One fascinating thing about each of these distinct regions (costa/coast, sierra/mountains, selva/jungle) is that the weather is not at all what you might expect:
Chilly Coastal Deserts
Ica and Ventanilla are populated places located in extremely arid regions with little to no rainfall each year, and although they border the Pacific Ocean the ground is as desolate and sandy as the Sahara Desert. Our visits to a number of churches in these locations were marked by cool, cloudy, damp days, and hot drinks and thick blankets at night. The believers we met were mostly poor, but friendly, joyful, and hungry for the Word!
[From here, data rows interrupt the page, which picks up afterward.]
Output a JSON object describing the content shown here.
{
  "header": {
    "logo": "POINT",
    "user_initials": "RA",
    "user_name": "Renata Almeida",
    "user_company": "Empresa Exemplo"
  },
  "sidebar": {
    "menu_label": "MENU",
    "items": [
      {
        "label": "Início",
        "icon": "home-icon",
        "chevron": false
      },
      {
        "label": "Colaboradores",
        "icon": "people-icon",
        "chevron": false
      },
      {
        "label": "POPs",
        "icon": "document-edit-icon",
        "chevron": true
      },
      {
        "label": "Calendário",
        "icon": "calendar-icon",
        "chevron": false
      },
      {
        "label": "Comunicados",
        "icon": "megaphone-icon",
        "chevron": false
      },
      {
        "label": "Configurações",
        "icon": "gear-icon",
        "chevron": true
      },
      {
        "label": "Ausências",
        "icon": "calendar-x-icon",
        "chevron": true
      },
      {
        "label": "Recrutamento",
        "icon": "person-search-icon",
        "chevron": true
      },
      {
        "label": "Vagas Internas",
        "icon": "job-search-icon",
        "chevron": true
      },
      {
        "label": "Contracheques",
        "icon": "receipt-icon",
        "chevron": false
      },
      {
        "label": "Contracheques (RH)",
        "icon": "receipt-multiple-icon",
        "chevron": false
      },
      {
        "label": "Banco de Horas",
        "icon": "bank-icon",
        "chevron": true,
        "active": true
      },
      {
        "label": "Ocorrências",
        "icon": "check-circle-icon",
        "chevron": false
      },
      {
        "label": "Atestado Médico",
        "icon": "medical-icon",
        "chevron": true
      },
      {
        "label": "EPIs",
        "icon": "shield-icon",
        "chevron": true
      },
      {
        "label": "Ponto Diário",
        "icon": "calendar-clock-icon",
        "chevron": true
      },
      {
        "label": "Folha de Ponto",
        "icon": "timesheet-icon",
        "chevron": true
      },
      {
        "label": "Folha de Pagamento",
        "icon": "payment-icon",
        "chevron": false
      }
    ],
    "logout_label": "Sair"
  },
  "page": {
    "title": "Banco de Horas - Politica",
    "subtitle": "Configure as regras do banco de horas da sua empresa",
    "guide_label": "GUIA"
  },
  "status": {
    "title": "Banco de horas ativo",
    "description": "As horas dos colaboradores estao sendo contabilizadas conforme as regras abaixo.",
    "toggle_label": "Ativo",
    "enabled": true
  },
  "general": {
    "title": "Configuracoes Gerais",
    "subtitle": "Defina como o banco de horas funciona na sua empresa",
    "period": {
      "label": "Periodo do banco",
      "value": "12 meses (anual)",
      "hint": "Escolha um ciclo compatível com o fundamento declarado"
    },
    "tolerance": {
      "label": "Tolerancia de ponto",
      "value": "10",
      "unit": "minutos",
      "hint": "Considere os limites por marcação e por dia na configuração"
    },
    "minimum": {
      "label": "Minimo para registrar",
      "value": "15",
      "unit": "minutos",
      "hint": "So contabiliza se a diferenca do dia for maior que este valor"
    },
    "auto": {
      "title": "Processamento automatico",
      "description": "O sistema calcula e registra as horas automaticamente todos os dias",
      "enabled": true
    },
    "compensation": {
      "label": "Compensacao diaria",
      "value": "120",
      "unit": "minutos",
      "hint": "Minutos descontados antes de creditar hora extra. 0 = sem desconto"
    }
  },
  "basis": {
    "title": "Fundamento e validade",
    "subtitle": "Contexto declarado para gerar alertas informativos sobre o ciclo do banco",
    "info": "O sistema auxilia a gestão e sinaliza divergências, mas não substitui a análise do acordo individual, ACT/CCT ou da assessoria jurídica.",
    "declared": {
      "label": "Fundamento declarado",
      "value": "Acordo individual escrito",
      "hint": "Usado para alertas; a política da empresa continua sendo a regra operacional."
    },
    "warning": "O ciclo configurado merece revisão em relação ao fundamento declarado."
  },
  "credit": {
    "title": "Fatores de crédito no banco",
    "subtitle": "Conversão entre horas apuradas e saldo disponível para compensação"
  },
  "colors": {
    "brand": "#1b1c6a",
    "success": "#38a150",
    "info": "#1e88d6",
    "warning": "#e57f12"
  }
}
One of the odd things about living in Peru is that it can be two opposite seasons at exactly the same time, depending on your altitude. For instance, when it is Winter on the coast (Jun-Sep), it is universally considered to be “summer” in the vast Andes mountain regions. This is due to the dry season, when it is sunny and warm nearly every day. In the actual Summer (Dec-Mar), the mountains experience daily monsoon rains, making it feel consistently cooler. Thus, to escape the dreary days of Winter on the coast, you only have to drive (or fly) up into the Andes to sunbathe (sunburn!) in the mountains.
Antarctic Air in the Amazon
Puerto Maldonado and Iquitos are two Peruvian jungle cities in opposite corners of the nation. The first is far to the southeast, near the border with Brazil and Bolivia, while Iquitos is in the far northeast, not far from Colombia and Brasil. Certain times of the year, cold fronts from far to the south (Patagonia, Argentina) push their way north even into the Amazon basin. Although we just missed the brunt of one of the cold fronts, we were still blessed to have cooler than normal weather during our ministry trips to both of these cities!